Hooked on collecting

When Bruce Dancik wanted a good home for his beloved fishing books, he turned to Bruce Peel Special Collections.

By Matt Rea - 08 December 2020

The Dancik Collection features hundreds of fishing books that are of research interest to freshwater biologists, limnologists and ichthyologists as well as to book historians.

There’s no wasted space in the basement room where Bruce Dancik houses his fishing collection. The room is jam-packed with his favourite fishing things: photos, carvings, flies, memorabilia and a library’s worth of angling books. His most prized possessions are housed in that modest room, and that makes him nervous. A fire or a flood could easily wipe out a lifetime’s worth of collecting. 

A couple of years before retiring, Dancik decided he needed a new home for his most valuable pieces, but not just any home would do. He needed to know his books would be repaired, kept safe and also appreciated by other book lovers. A place where the books could live forever.

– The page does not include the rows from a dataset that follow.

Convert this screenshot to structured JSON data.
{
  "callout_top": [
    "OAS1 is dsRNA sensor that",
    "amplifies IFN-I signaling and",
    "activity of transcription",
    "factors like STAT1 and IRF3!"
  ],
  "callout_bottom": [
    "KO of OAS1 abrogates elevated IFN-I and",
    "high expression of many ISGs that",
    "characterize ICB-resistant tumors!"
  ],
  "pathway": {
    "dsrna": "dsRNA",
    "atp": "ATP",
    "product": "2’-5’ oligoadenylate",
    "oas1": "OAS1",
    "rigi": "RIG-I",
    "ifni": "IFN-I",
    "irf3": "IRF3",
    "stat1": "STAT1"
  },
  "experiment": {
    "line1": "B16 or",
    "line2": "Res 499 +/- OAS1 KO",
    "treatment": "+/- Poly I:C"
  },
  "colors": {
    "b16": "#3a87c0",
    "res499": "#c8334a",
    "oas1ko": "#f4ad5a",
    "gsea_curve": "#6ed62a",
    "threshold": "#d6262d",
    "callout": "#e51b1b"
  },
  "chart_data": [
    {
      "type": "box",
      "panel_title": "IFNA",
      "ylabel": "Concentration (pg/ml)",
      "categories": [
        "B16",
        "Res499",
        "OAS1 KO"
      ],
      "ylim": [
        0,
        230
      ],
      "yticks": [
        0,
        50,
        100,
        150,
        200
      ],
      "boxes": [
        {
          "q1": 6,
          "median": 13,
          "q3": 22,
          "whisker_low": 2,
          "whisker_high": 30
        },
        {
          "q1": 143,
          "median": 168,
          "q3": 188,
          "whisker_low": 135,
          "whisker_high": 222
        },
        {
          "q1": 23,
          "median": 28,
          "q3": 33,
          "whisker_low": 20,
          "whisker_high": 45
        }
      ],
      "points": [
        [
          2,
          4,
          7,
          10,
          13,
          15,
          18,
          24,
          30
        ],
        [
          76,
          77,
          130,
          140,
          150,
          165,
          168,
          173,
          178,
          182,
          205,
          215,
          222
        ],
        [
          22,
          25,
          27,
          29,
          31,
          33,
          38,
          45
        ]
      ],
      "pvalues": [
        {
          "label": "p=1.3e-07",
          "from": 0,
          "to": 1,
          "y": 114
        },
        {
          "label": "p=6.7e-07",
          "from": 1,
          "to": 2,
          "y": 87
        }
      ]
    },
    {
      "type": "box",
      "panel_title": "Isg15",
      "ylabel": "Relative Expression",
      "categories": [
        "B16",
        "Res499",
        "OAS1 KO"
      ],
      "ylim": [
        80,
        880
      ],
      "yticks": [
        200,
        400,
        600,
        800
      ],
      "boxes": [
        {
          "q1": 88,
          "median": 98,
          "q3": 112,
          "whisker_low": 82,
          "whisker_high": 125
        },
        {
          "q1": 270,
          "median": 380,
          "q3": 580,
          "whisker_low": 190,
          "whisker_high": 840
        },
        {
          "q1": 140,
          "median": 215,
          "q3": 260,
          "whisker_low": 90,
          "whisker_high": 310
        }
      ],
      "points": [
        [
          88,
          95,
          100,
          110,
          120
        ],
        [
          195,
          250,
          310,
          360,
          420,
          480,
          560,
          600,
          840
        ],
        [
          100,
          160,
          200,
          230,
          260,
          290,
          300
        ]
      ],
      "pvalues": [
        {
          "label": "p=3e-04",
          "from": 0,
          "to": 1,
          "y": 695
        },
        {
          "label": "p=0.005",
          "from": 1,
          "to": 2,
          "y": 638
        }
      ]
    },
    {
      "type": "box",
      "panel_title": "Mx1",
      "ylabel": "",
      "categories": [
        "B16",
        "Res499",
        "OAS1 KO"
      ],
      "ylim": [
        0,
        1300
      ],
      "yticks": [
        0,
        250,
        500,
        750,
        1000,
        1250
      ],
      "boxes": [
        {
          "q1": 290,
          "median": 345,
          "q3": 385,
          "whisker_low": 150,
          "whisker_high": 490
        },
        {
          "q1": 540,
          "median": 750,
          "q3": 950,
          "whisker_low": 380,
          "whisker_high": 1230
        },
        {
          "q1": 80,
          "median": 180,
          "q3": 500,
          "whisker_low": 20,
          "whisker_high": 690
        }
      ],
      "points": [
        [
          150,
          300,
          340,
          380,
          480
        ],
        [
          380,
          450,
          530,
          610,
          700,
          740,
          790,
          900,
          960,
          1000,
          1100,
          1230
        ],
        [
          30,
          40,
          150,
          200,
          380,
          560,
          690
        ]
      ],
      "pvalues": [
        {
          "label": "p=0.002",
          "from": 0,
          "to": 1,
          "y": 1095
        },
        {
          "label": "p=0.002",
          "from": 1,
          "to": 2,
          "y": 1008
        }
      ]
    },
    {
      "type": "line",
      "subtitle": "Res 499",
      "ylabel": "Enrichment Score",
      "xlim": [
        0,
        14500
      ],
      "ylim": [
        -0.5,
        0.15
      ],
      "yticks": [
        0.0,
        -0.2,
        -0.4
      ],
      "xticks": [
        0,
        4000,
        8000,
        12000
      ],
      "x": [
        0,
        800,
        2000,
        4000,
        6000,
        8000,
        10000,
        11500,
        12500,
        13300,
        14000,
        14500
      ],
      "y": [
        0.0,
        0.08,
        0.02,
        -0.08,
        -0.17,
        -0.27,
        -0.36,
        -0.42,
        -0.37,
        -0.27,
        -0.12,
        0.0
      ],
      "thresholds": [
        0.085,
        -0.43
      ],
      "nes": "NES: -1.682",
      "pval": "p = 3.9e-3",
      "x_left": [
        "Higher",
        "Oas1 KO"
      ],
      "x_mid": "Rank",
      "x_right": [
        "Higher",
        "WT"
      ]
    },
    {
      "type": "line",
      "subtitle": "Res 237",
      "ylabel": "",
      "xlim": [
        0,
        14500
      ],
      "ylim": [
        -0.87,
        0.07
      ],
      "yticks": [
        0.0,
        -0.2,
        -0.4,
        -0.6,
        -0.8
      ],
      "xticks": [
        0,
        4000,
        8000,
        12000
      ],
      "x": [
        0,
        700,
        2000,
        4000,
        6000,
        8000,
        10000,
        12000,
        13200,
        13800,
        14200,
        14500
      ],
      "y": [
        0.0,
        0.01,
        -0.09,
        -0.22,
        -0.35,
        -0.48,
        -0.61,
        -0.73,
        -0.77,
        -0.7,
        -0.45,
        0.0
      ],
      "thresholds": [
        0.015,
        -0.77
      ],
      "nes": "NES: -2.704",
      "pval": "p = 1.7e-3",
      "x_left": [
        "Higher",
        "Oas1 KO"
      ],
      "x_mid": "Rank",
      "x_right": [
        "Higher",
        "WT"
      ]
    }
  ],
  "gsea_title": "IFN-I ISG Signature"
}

“That’s every book lover’s dream,” Dancik notes. “That they’re not lost. That they’re kept and used.”

That’s why Dancik turned to the Bruce Peel Special Collections library at the University of Alberta. As a professor emeritus from the Faculty of Agricultural, Life and Environmental Sciences, Dancik already had some familiarity with the library. He was particularly attracted to the level of professional care and repair a special collections library at a major university could provide to his cherished books, ensuring their continued use. 

Since his first donation in 2009, Bruce and his partner, Brenda Laishley, have donated hundreds of rare books to the Bruce Peel Special Collections library, as well as funds to acquire additional angling books for the collection. Altogether, the books in the Dancik Collection give a history of angling and are a valuable resource for the study of ecology and wildlife resource management. They are of research interest to freshwater biologists, limnologists and ichthyologists as well as to book historians in general. 

Though the collection lives at the university, Bruce knows he can see them when he visits, including when the library puts his materials out for public display. It brings him comfort to know his prized possessions are not only safe but also being used by scholars and the general public.

“You know they’re appreciated, you know they’re well-stored,” Bruce says. “And now I’ve got room on my shelves to buy some more books!”